Ahmet Varol = Rabbin katından işaretlenmiş (taşlar). Bunlar, zalimlerden uzak değildir. [10]
Ali Bulaç = Rabbinin katında 'belli bir biçime sokulmuş, damgalanmış' olarak. Bunlar zalimlerden uzak değildir.
Ali Fikri Yavuz = Ki onlar, Rabbinin katında (hükmünde) azab için damgalanmışlardı. Bu taşlar, senin ümmetinin zalimlerinden de uzak değildir. (Onların da başına yağar.)
Ali Ünal = (Taşlar yağdırdık) Rabbin katında her birinin kime gideceği belirlenmiş. Böyle bir taş yağmuru, her dönemde ve her yerdeki zalimlerden uzak değildir.

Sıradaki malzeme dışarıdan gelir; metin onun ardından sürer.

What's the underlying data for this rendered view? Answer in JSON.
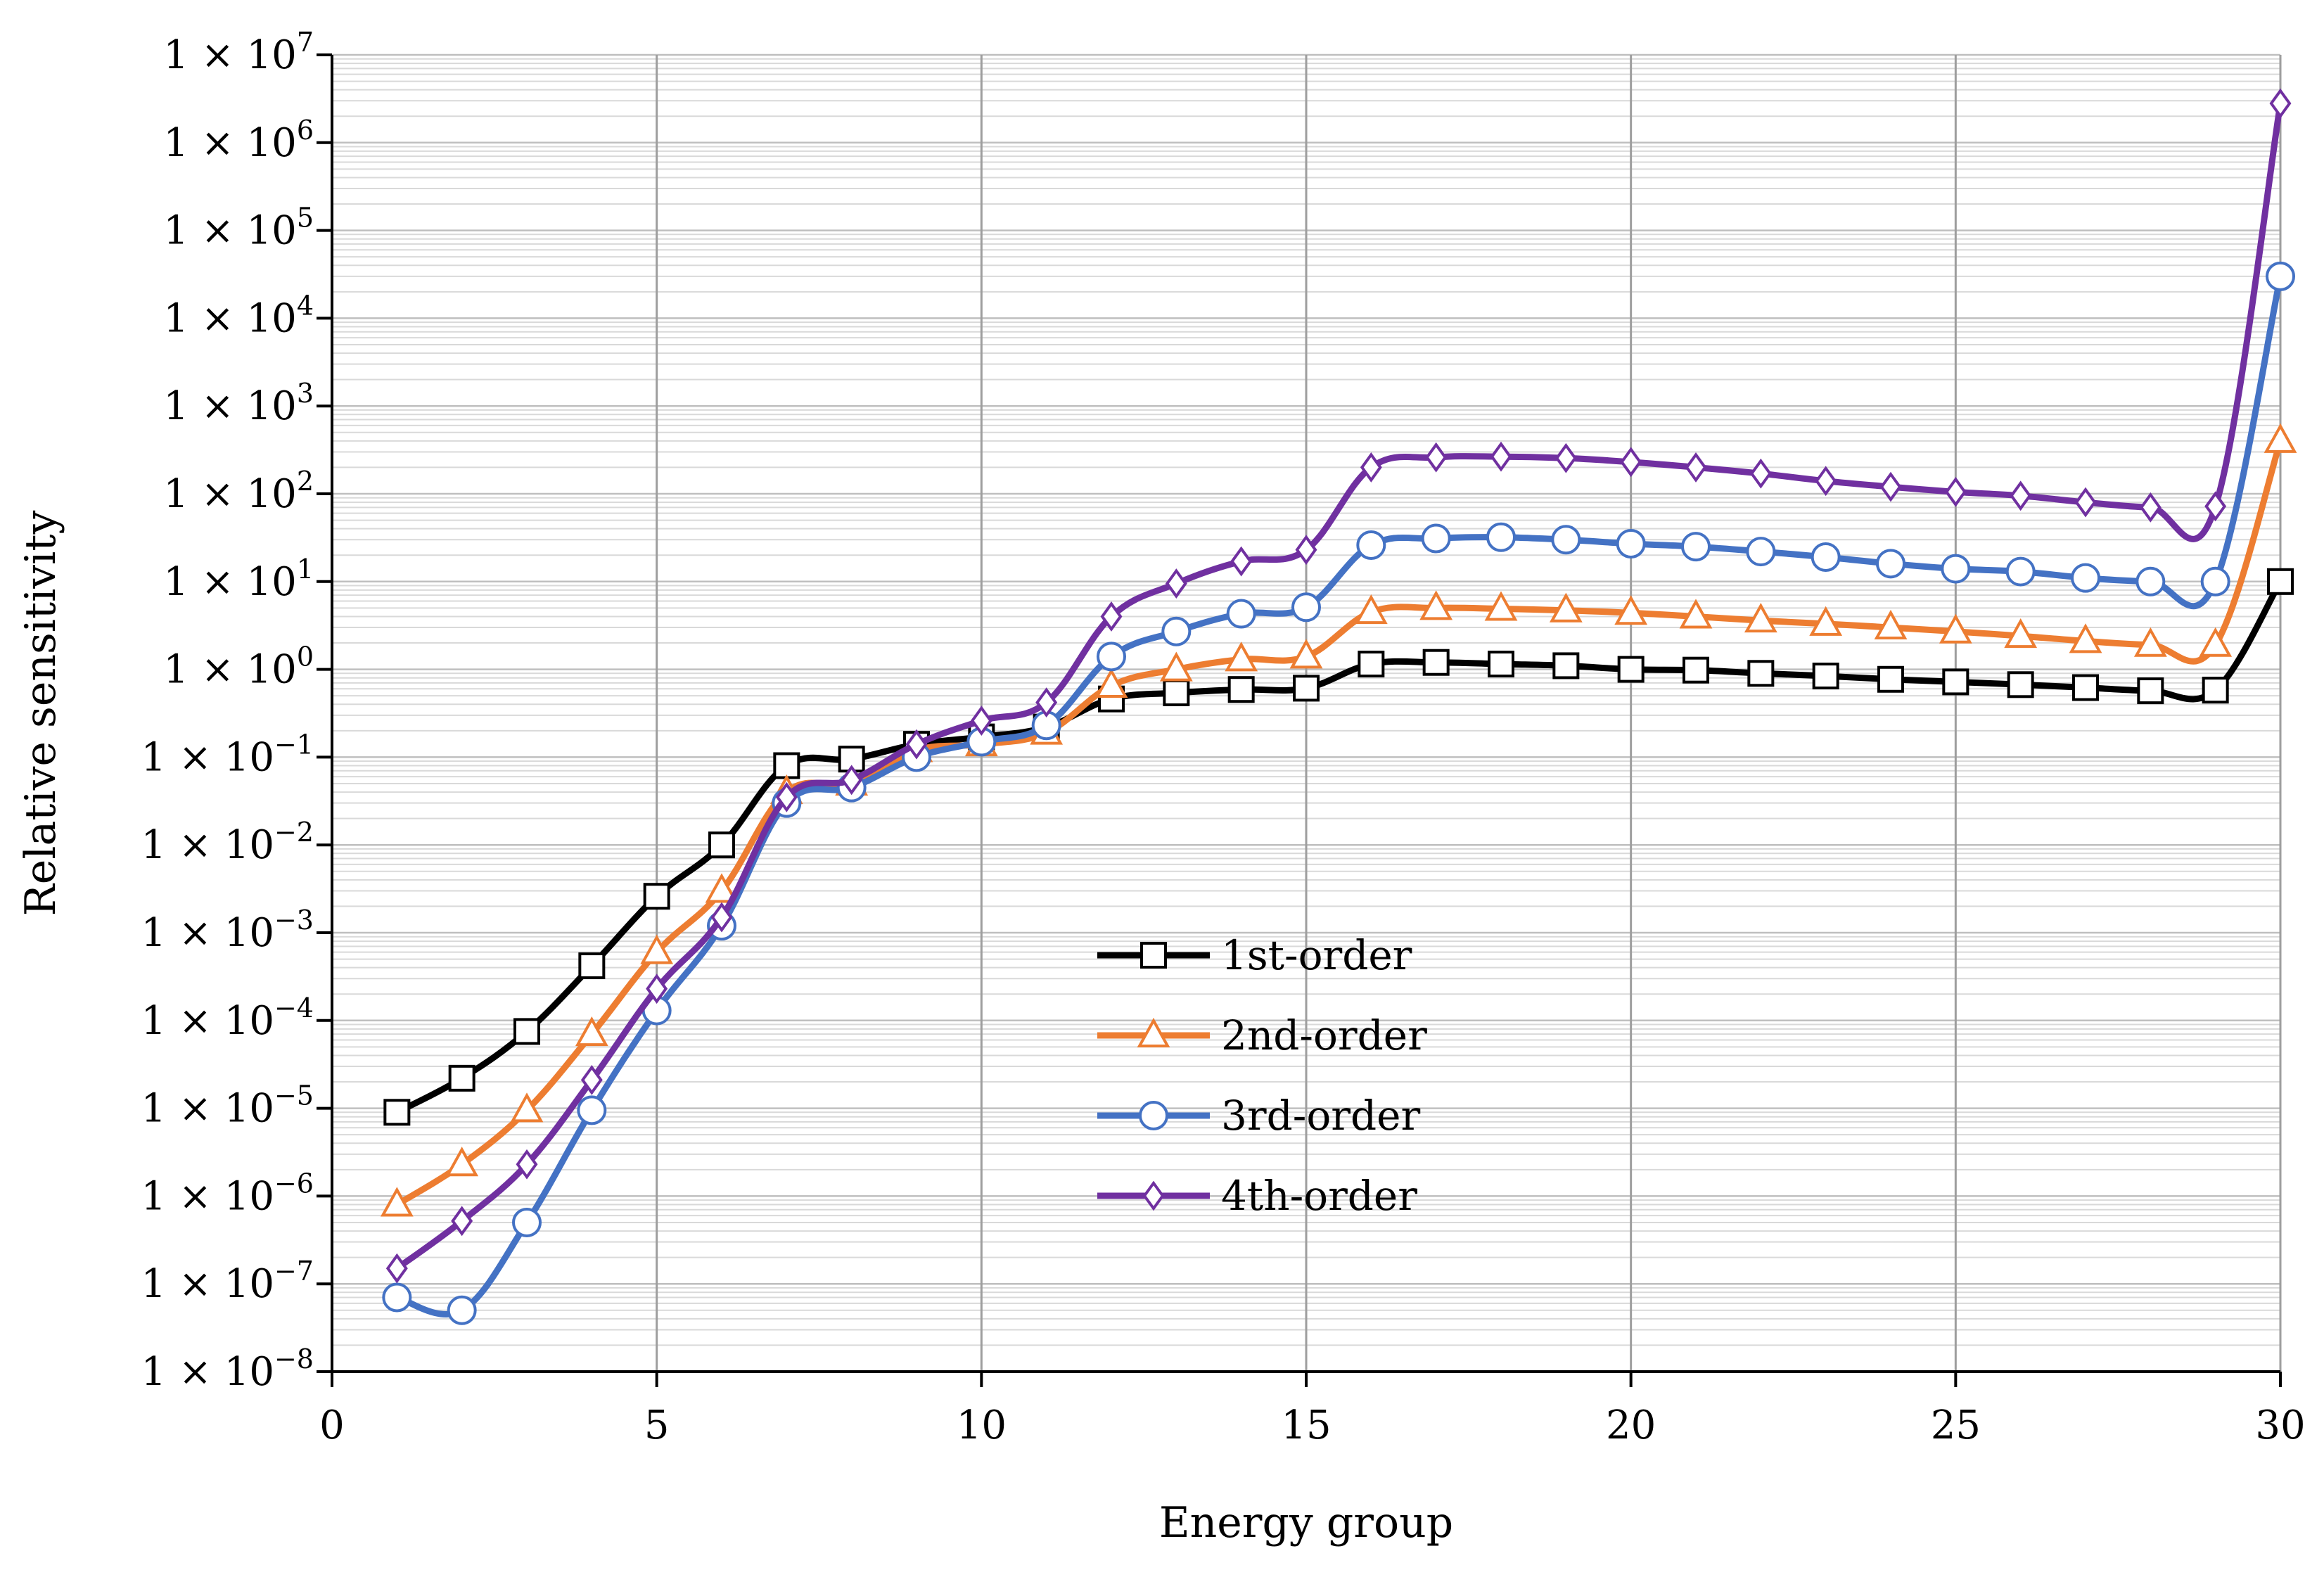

Bayraktar Bayraklı = O taşlar Rabbin katında işaretlenerek yağdırılmıştır. Onlar zâlimlerden uzak değildir.
Bekir Sadak = O taşlar, Rabbin katında işaretlenerek yağdırılmıştır. Yani hangi taş nereye ve kime isabet edecekse, o şekilde proğramlanmıştır. O yok edilen şehirler, senin kavmin olan kureyş kâfirlerinden uzakta da değildir, seyahatleri esnasında o bölgeyi görebilirler veya o taşlar yaratılış gayesi dışına çıkan hiçbir kimseden uzak değildir, bu yaşantıda olanların hepsine gönderilebilir.
Celal Yıldırım = Buyruğumuz gelince (ülkenin) üstünü altına getirdik; birbiri üzerine konulmuş pişmiş balçık (gibi) taşlar yağdırdık ki bu taşlar Allah yanında belirlenmişti ve zâlimlerden de asla uzak değildi.
Cemal Külünkoğlu = (82-83) (Azap) emrimiz gelince, o şehirlerin altını üstüne getirdik, tepelerine de pişirilmiş balçıktan meydana getirilip istif edilmiş ve Rabbinin katında (nereye ve kime atılacağı) damgalanmış taşlar yağdırdık. O taşlar, zalimlerin başından hiç eksik olmazlar.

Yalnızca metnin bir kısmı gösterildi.